The Policy's Business Income (Excluding Extra Expense) coverage states in relevant part:
We will pay for the actual loss of “business income” you sustain due to the necessary “suspension” of your “operations” during the “period of restoration”. The “suspension” must be caused by
direct physical loss of or damage to property at a “premises” at which a Limit of Insurance is shown on the Declarations for Business Income. The loss or damage must be directly caused by a “covered cause of loss”. We will not pay more than the applicable Limit of Insurance shown on the Declarations for Business Income at that “premises”.Id. ¶¶ 5, 24-25, Ex. 2 at ECF p.134 (underlined emphasis added). The “period of restoration” begins when “[t]he direct physical loss or damage that causes ‘suspension' of your ‘operations' occurs” and ends on “[t]he date when the location where the loss or damage occurred could have been physically capable of resuming the level of ‘operations' which existed prior to the loss or damage, if the location had been restored to the physical size, construction, configuration, location, and material specifications which would satisfy the minimum requirements necessary to obtain all required building permits, occupancy permits, operating licenses, or similar documents” or “[t]he date when a new permanent location is physically capable of resuming the level of ‘operations' which existed prior to the loss or damage.” Id., Ex. 2 at ECF p.79. A “covered cause of loss” is defined as “a fortuitous cause or event, not otherwise excluded, which actually occurs during this policy period.” Id. ¶ 26, Ex. 2 at ECF p.71.
All bolded text within quotation marks denotes specifically defined in the Policy.
The Policy further includes Extra Expense coverage:
We will pay for the actual and necessary “extra expense” you incur due to direct physical loss of or damage to property at a “premises” at which a Limit of Insurance is shown for Extra Expense on the Declarations. The loss or damage must be directly caused by a “covered cause of loss”. We will not pay more than the applicable Limit of Insurance shown on the Declarations for Extra Expense at that “premises”.Id., Ex. 2 at ECF p.143 (underlined emphasis added).

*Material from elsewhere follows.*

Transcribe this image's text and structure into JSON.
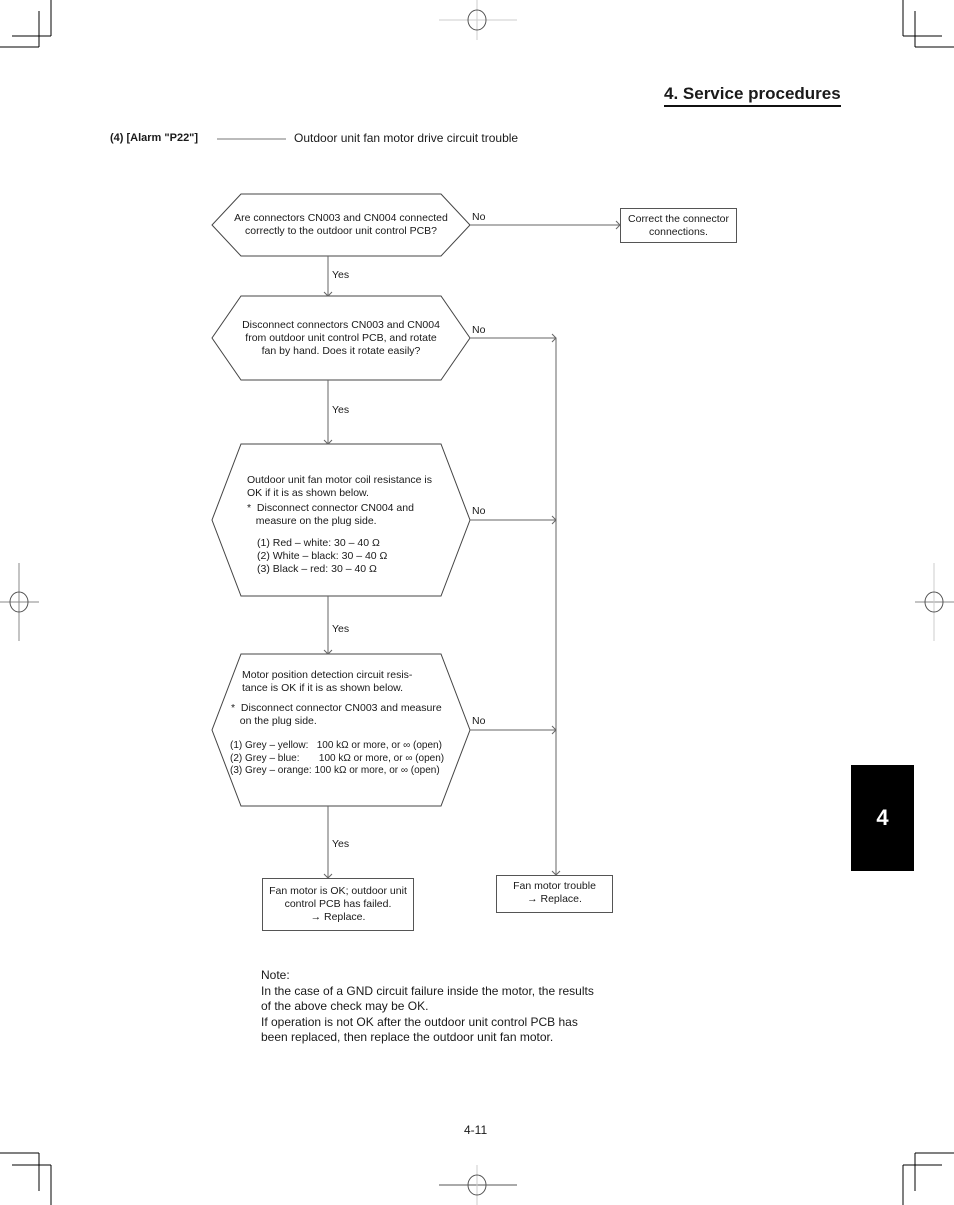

The Policy also contains numerous exclusions. Of particular relevance here is the Microorganism Exclusion, which states:
We will not pay for loss or damage consisting of, directly or indirectly caused by, contributed to, or aggravated by the presence, growth, proliferation, spread, or any activity of “microorganisms”, unless resulting from fire or lighting. Such loss is excluded regardless of any other cause or event, including a “mistake”,
“malfunction”, or weather condition, that contributes concurrently or in any sequence to the loss, even if such other cause of event would otherwise be covered.
But if a result of one of these excluded causes of loss is a “specified cause of loss”, other than fire or lighting, we will pay that portion of the loss or damage which was solely caused by that “specified cause of loss”.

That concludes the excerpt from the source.